Programming fatalistic, uncertain or suicidal AI
The problem of when to give up on a cherished goal is a profound philosophical issue. If the best human minds haven’t resolved it into a definable and universally applicable formula, it’s hard to define what to teach computers about it.
Machines which ‘hang’ or loop fruitlessly are very easy to create, as are machines which abandon their task at the slightest obstruction. That precious middle ground between perseverance and goal-abandonment defines creative intelligence in every sphere from business to courtship — and has become a particular study within AI research in recent years.
One recent Berkeley research paper, entitled The Off-Switch Game , concludes that artificial intelligence frameworks may need a degree of built-in uncertainty in order to replicate the kind of circumspection and reflection that humans typically employ when considering their efforts to attain a particular result.
The object of this reflection, in the hypothetical scenario, is whether the AI should in any instance obstruct human access to whatever ‘off switch’ the system might have.
The paper concludes that AI systems which are uncertain about their actual purpose are less likely to impede human-level access to whatever termination mechanisms they have in place.
But introducing uncertainty is not a blanket solution, because excessive uncertainty makes the AI system indecisive and ineffective; instead of looping externally by re-performing ineffective actions , it will loop on the threshold of decision, much as we are prone to do when we consider the stakes to be critical.
‘It is important,’ the paper observes. ‘to note that this uncertainty is not free; we can not just make [the AI] maximally uncertain about [the human's] preferences. If [the AI] is completely uncertain about [the human's] preferences then it will be unable to correctly select [the optimal solution] from its set of options.’
Without the property of doubt, the AI may be ‘psychotic’, with too much doubt ‘neurotic’.
If this begins to seem familiar to programmers or tech enthusiasts, it’s probably because the concept addresses the space between a zero and a one — not traditionally the strong suit of binary computing systems.
The coming advent of effective and practical deep learning systems based around quantum computing (QC) seems likely to have a radical contribution to make to this area of AI research, since QC systems operate natively in less certain or didactic space.
However, since the security concerns are already so great around the way binary-based AI may ‘branch’ into unreasonable courses of non-supervised action, QC decision-making systems also seem likely to stay ring-fenced in the groves of academe for some decades to come.
A question of commitment
The systems under study both in the paper and in the field in general have the capacity to generate their own ‘else…if’ loops, effectively. If they need to consult on these decision trees, they can never evolve into genuine unsupervised learning. And if those loops are pre-programmed or otherwise overly proscribed through human fear of negative autonomous decisions then the system cannot grow as an entity.

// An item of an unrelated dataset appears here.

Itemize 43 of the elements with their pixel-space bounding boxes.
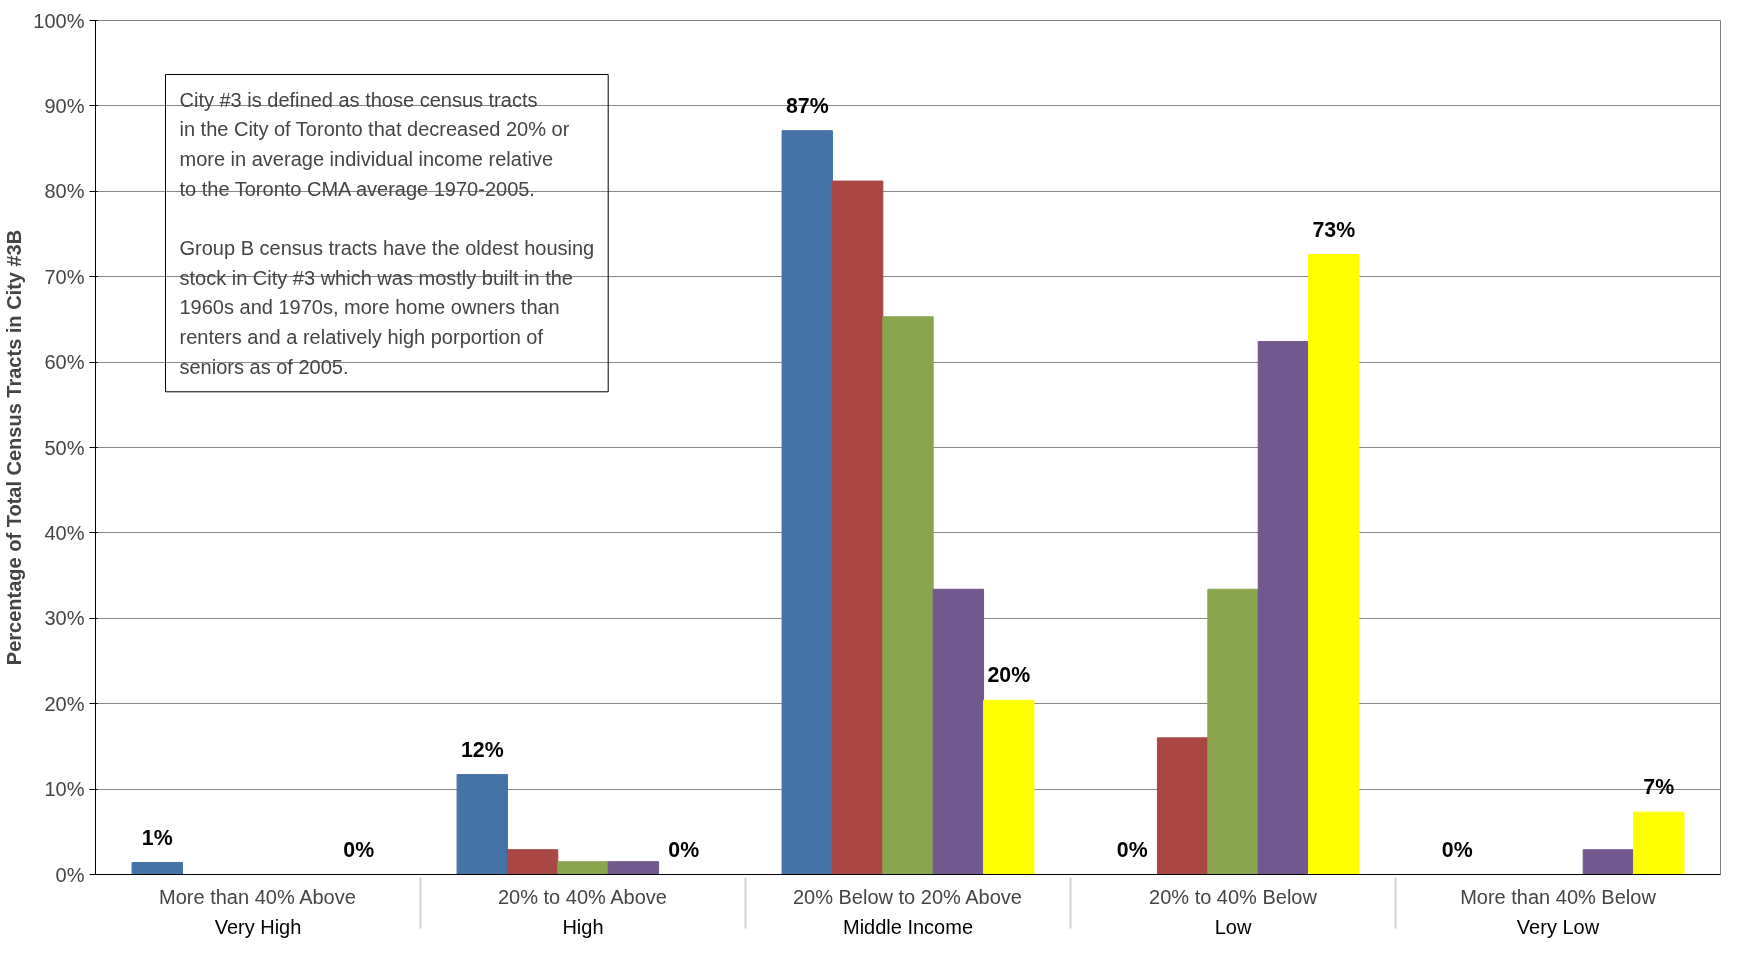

The Berkeley paper deals, as has other recent work, with science-fiction’s favorite prophesy of doom — the possibility of an AI entity deciding that human interference with its processes is unacceptable. Even an AI system hypothetically imbued with Asimov’s three laws of robotics is faced with the same tension between inaction and injurious action, and risks, in doing no harm, to do no good either.
The Berkeley researchers posit future research work exploring potential negotiation between the system and the human trying to switch it off, presenting the possibility of a person trying to win an existential argument with a machine over a matter which may prove critical — another popular sci-fi trope.
Prior work which addresses the ‘off-switch’ challenge has proposed to make AI systems indifferent to being deactivated, dubbing such systems as corrigible agents. The work proposes the presence of persistent ‘drives’ in AI systems, apparently analogous to a person’s underlying obsessions, which are likely to be present ‘unless explicitly counteracted’.
The paper also notes the problem’s proximity to that faced by companies to balance salary expenditure considerations with motivational psychology as regards the extent to which it can trust its employees.
It further observes that the off-switch model is also difficult to conceptualize because the typical spur of ‘reward’ is hard to pre-program into situations which may effectively involve failure.